Speaker
Description
Methane-oxidizing bacteria (MOB) play a crucial role in the global methane cycle, serving as significant actors in biogeochemical cycling. However, their physiological response to changing oxygen concentrations remains incompletely understood. This study, in part, demonstrates how two MOB species, Methylosinus trichosporium OB3b and Methylomonas sp. WSC-7, respond to changing oxygen concentrations and the addition of catalase, a hydrogen peroxide scavenger, in growth media.
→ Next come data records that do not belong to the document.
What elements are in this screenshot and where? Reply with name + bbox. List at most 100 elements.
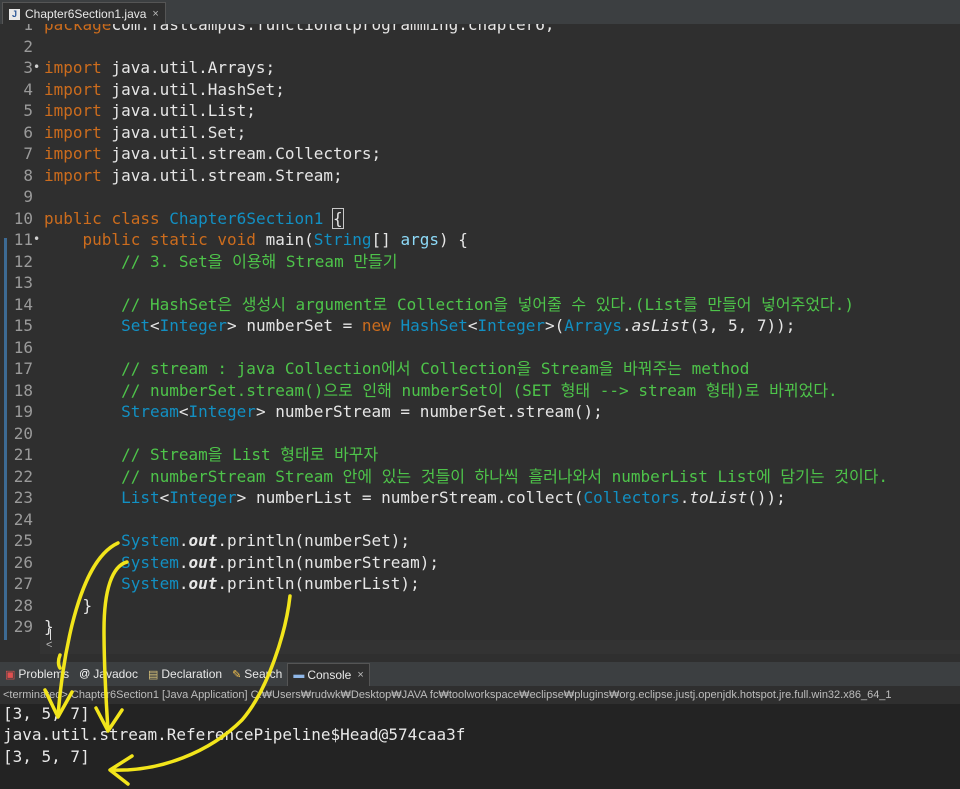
line-number[interactable]: 18 — [0, 380, 33, 402]
line-number[interactable]: 10 — [0, 208, 33, 230]
line-number[interactable]: 13 — [0, 272, 33, 294]
code-line: 9 — [0, 186, 960, 208]
line-number[interactable]: 6 — [0, 122, 33, 144]
code-editor[interactable]: 1 packagecom.fastcampus.functionalprogram… — [0, 24, 960, 640]
code-token: toList — [689, 488, 748, 507]
line-number[interactable]: 12 — [0, 251, 33, 273]
code-token: out — [188, 574, 218, 593]
code-lines: 1 packagecom.fastcampus.functionalprogram… — [0, 24, 960, 638]
console-icon: ▬ — [293, 668, 305, 681]
line-number[interactable]: 7 — [0, 143, 33, 165]
line-number[interactable]: 14 — [0, 294, 33, 316]
code-token: import — [44, 58, 102, 77]
line-number[interactable]: 22 — [0, 466, 33, 488]
line-number[interactable]: 15 — [0, 315, 33, 337]
line-number[interactable]: 16 — [0, 337, 33, 359]
code-token: . — [178, 531, 189, 550]
code-line: 13 — [0, 272, 960, 294]
code-text: import java.util.HashSet; — [44, 79, 285, 101]
close-icon[interactable]: × — [152, 8, 158, 20]
line-number[interactable]: 2 — [0, 36, 33, 58]
fold-marker-icon[interactable]: • — [33, 229, 40, 251]
code-line: 11 • public static void main(String[] arg… — [0, 229, 960, 251]
code-token: import — [44, 144, 102, 163]
line-number[interactable]: 24 — [0, 509, 33, 531]
line-number[interactable]: 19 — [0, 401, 33, 423]
line-number[interactable]: 4 — [0, 79, 33, 101]
code-token: .println(numberSet); — [217, 531, 411, 550]
line-number[interactable]: 27 — [0, 573, 33, 595]
line-number[interactable]: 20 — [0, 423, 33, 445]
console-output-line: java.util.stream.ReferencePipeline$Head@… — [3, 725, 466, 744]
code-text: System.out.println(numberList); — [44, 573, 420, 595]
tab-declaration[interactable]: ▤ Declaration — [143, 663, 227, 685]
code-token: Arrays — [564, 316, 623, 335]
line-number[interactable]: 8 — [0, 165, 33, 187]
scroll-left-arrow-icon[interactable]: < — [46, 639, 52, 651]
fold-marker-icon[interactable]: • — [33, 57, 40, 79]
line-number[interactable]: 3 — [0, 57, 33, 79]
code-line: 8 import java.util.stream.Stream; — [0, 165, 960, 187]
line-number[interactable]: 26 — [0, 552, 33, 574]
line-number[interactable]: 11 — [0, 229, 33, 251]
tab-problems[interactable]: ▣ Problems — [0, 663, 74, 685]
code-text: // HashSet은 생성시 argument로 Collection을 넣어… — [44, 294, 854, 316]
code-token: . — [178, 574, 189, 593]
code-line: 14 // HashSet은 생성시 argument로 Collection을… — [0, 294, 960, 316]
tab-search-label: Search — [244, 667, 283, 681]
code-token: < — [178, 402, 189, 421]
line-number[interactable]: 23 — [0, 487, 33, 509]
code-line: 10 public class Chapter6Section1 { — [0, 207, 960, 230]
tab-javadoc-label: Javadoc — [93, 667, 138, 681]
line-number[interactable]: 1 — [0, 24, 33, 36]
code-text: System.out.println(numberSet); — [44, 530, 410, 552]
console-output[interactable]: [3, 5, 7] java.util.stream.ReferencePipe… — [0, 704, 960, 789]
code-token: ) { — [438, 230, 468, 249]
code-text: System.out.println(numberStream); — [44, 552, 439, 574]
line-number[interactable]: 28 — [0, 595, 33, 617]
code-text: } — [44, 616, 54, 638]
code-token: System — [121, 574, 179, 593]
code-token: String — [313, 230, 372, 249]
declaration-icon: ▤ — [147, 668, 159, 681]
line-number[interactable]: 5 — [0, 100, 33, 122]
bottom-view-tab-bar: ▣ Problems @ Javadoc ▤ Declaration ✎ Sea… — [0, 662, 960, 686]
tab-console[interactable]: ▬ Console × — [287, 662, 370, 686]
code-token: System — [121, 531, 179, 550]
tab-search[interactable]: ✎ Search — [227, 663, 287, 685]
line-number[interactable]: 25 — [0, 530, 33, 552]
code-line: 25 System.out.println(numberSet); — [0, 530, 960, 552]
code-token: < — [467, 316, 478, 335]
editor-tab-chapter6section1[interactable]: J Chapter6Section1.java × — [2, 2, 166, 25]
code-text: import java.util.stream.Stream; — [44, 165, 343, 187]
code-text: import java.util.Set; — [44, 122, 246, 144]
problems-icon: ▣ — [5, 668, 16, 681]
line-number[interactable]: 29 — [0, 616, 33, 638]
close-icon[interactable]: × — [357, 669, 363, 681]
code-text: // Stream을 List 형태로 바꾸자 — [44, 444, 378, 466]
code-token: .println(numberStream); — [217, 552, 439, 572]
code-token: args — [400, 230, 439, 249]
code-token: // HashSet은 생성시 argument로 Collection을 넣어… — [121, 294, 855, 314]
code-token: java.util.Set; — [101, 122, 247, 142]
code-token: > numberList = numberStream.collect( — [236, 488, 584, 507]
line-number[interactable]: 17 — [0, 358, 33, 380]
code-token: < — [149, 316, 160, 335]
code-token: Integer — [159, 316, 228, 335]
code-token: } — [44, 617, 54, 636]
line-number[interactable]: 21 — [0, 444, 33, 466]
code-token: Set — [121, 316, 150, 335]
horizontal-scrollbar[interactable]: < — [40, 639, 960, 654]
tab-javadoc[interactable]: @ Javadoc — [74, 663, 143, 685]
code-line: 3 • import java.util.Arrays; — [0, 57, 960, 79]
code-line: 4 import java.util.HashSet; — [0, 79, 960, 101]
code-text: import java.util.List; — [44, 100, 256, 122]
line-number[interactable]: 9 — [0, 186, 33, 208]
code-line: 23 List<Integer> numberList = numberStre… — [0, 487, 960, 509]
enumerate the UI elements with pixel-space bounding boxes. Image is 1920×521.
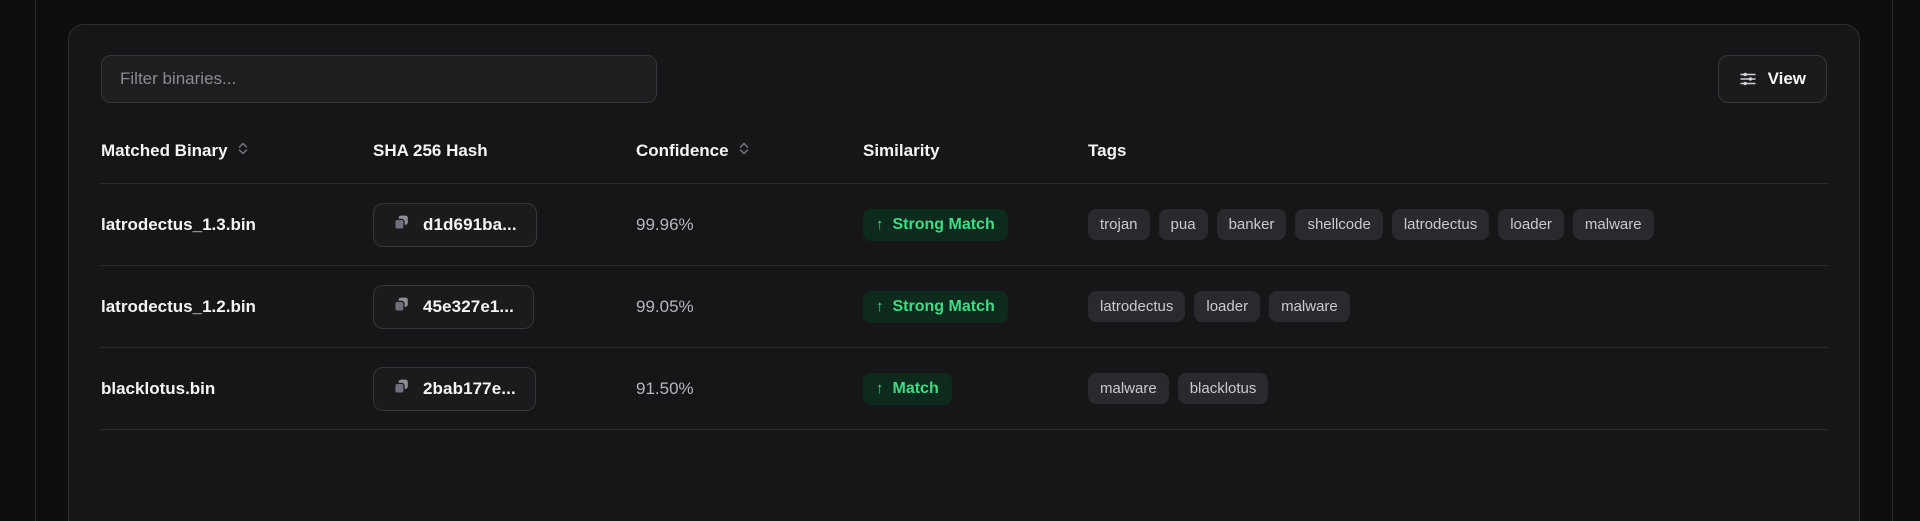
matched-binaries-table: Matched Binary SHA 256 Hash Confidence S… (101, 141, 1827, 430)
column-header-tags-label: Tags (1088, 141, 1127, 160)
cell-confidence: 99.05% (636, 265, 863, 348)
cell-similarity: ↑ Strong Match (863, 183, 1088, 266)
sliders-icon (1739, 70, 1757, 88)
column-header-confidence-label: Confidence (636, 141, 729, 160)
column-header-sha256-hash: SHA 256 Hash (373, 141, 636, 184)
similarity-label: Strong Match (892, 215, 995, 233)
cell-sha256-hash: 2bab177e... (373, 347, 636, 430)
cell-tags: malware blacklotus (1088, 347, 1827, 430)
tag-chip[interactable]: malware (1572, 209, 1654, 240)
tag-chip[interactable]: blacklotus (1177, 373, 1269, 404)
binary-name: blacklotus.bin (101, 378, 216, 398)
matches-card: View Matched Binary (68, 24, 1860, 521)
column-header-tags: Tags (1088, 141, 1827, 184)
cell-similarity: ↑ Strong Match (863, 265, 1088, 348)
table-row[interactable]: blacklotus.bin 2bab177e... 91.50% ↑ Match mal… (101, 347, 1827, 430)
table-row[interactable]: latrodectus_1.2.bin 45e327e1... 99.05% ↑ Str… (101, 265, 1827, 348)
column-header-sha256-hash-label: SHA 256 Hash (373, 141, 488, 160)
column-header-confidence[interactable]: Confidence (636, 141, 863, 184)
hash-value: d1d691ba... (423, 214, 517, 234)
hash-value: 45e327e1... (423, 296, 514, 316)
table-body: latrodectus_1.3.bin d1d691ba... 99.96% ↑ Str… (101, 183, 1827, 430)
similarity-label: Match (892, 379, 939, 397)
tag-chip[interactable]: latrodectus (1391, 209, 1490, 240)
cell-confidence: 99.96% (636, 183, 863, 266)
screen: View Matched Binary (0, 0, 1920, 521)
app-shell-left-rail (35, 0, 36, 521)
confidence-value: 91.50% (636, 378, 694, 398)
confidence-value: 99.05% (636, 296, 694, 316)
tag-list: malware blacklotus (1088, 373, 1827, 404)
binary-name: latrodectus_1.2.bin (101, 296, 256, 316)
copy-icon (393, 296, 410, 318)
column-header-matched-binary[interactable]: Matched Binary (101, 141, 373, 184)
cell-matched-binary: blacklotus.bin (101, 347, 373, 430)
view-button[interactable]: View (1717, 55, 1827, 103)
app-shell-right-rail (1892, 0, 1893, 521)
tag-chip[interactable]: malware (1269, 291, 1350, 322)
hash-value: 2bab177e... (423, 378, 516, 398)
copy-hash-button[interactable]: 2bab177e... (373, 366, 536, 411)
table-toolbar: View (101, 55, 1827, 103)
sort-chevron-icon[interactable] (738, 141, 750, 161)
table-header-row: Matched Binary SHA 256 Hash Confidence S… (101, 141, 1827, 184)
filter-binaries-input[interactable] (101, 55, 657, 103)
copy-icon (393, 378, 410, 400)
cell-sha256-hash: 45e327e1... (373, 265, 636, 348)
cell-matched-binary: latrodectus_1.2.bin (101, 265, 373, 348)
tag-chip[interactable]: banker (1216, 209, 1287, 240)
table-row[interactable]: latrodectus_1.3.bin d1d691ba... 99.96% ↑ Str… (101, 183, 1827, 266)
column-header-similarity: Similarity (863, 141, 1088, 184)
tag-chip[interactable]: pua (1158, 209, 1208, 240)
arrow-up-icon: ↑ (876, 380, 884, 397)
arrow-up-icon: ↑ (876, 216, 884, 233)
copy-hash-button[interactable]: d1d691ba... (373, 202, 537, 247)
sort-chevron-icon[interactable] (237, 141, 249, 161)
tag-list: latrodectus loader malware (1088, 291, 1827, 322)
binary-name: latrodectus_1.3.bin (101, 214, 256, 234)
tag-chip[interactable]: shellcode (1295, 209, 1383, 240)
copy-hash-button[interactable]: 45e327e1... (373, 284, 534, 329)
similarity-badge: ↑ Strong Match (863, 208, 1008, 241)
cell-sha256-hash: d1d691ba... (373, 183, 636, 266)
cell-confidence: 91.50% (636, 347, 863, 430)
similarity-label: Strong Match (892, 297, 995, 315)
tag-list: trojan pua banker shellcode latrodectus loade… (1088, 209, 1827, 240)
similarity-badge: ↑ Strong Match (863, 290, 1008, 323)
copy-icon (393, 214, 410, 236)
cell-similarity: ↑ Match (863, 347, 1088, 430)
cell-tags: latrodectus loader malware (1088, 265, 1827, 348)
tag-chip[interactable]: trojan (1088, 209, 1150, 240)
view-button-label: View (1767, 69, 1806, 88)
tag-chip[interactable]: loader (1498, 209, 1564, 240)
similarity-badge: ↑ Match (863, 372, 952, 405)
cell-tags: trojan pua banker shellcode latrodectus loade… (1088, 183, 1827, 266)
column-header-matched-binary-label: Matched Binary (101, 141, 228, 160)
tag-chip[interactable]: latrodectus (1088, 291, 1186, 322)
table-header: Matched Binary SHA 256 Hash Confidence S… (101, 141, 1827, 184)
cell-matched-binary: latrodectus_1.3.bin (101, 183, 373, 266)
arrow-up-icon: ↑ (876, 298, 884, 315)
card-content: View Matched Binary (101, 55, 1827, 430)
confidence-value: 99.96% (636, 214, 694, 234)
tag-chip[interactable]: malware (1088, 373, 1169, 404)
tag-chip[interactable]: loader (1194, 291, 1261, 322)
column-header-similarity-label: Similarity (863, 141, 940, 160)
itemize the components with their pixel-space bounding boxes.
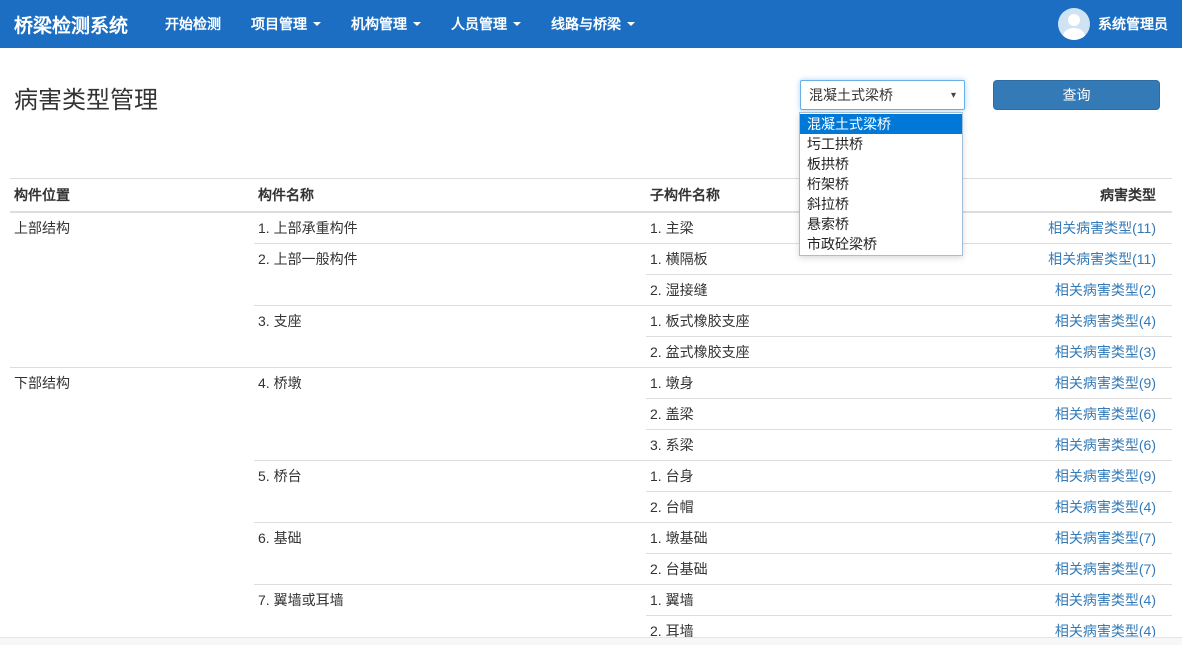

Through transcriptomics analysis, we showed that under high oxygen conditions, M. trichosporium OB3b upregulates genes involved in reactive oxygen species (ROS) defense, including cytochrome c peroxidase and superoxide dismutase, suggesting a need to deal with elevated ROS levels. Conversely, Methylomonas sp. WSC-7 exhibits cell clustering behavior, potentially as a defense mechanism against ROS toxicity. Differential expression of flagellar biosynthesis genes and chemotaxis response genes further supports this adaptive response. Addionally, rates of methane oxidation for both strains are impacted by the concentration of oxygen and amending the growth media with catalase. Our findings underscore the importance of oxygen concentration in modulating MOB physiology and suggest potential strategies for optimizing their growth conditions, especially for the effective isolation of novel MOB. This work also describes the characterization of two novel strains of MOB, SURF-1 and SURF-2. The strains were isolated from a microbial mat and submerged sediments, respectively, inside a tunnel at the Sanford Underground Research Facility. Specifically, they were isolated from the “17 Ledge” mining area approximately 4,850 ft below the surface. Analysis of the strains using phylogenetic and chemotaxonomic analyses coupled with analysis using genome-wide estimates of similarity indicate the strains are novel members of the genus Methylomonas.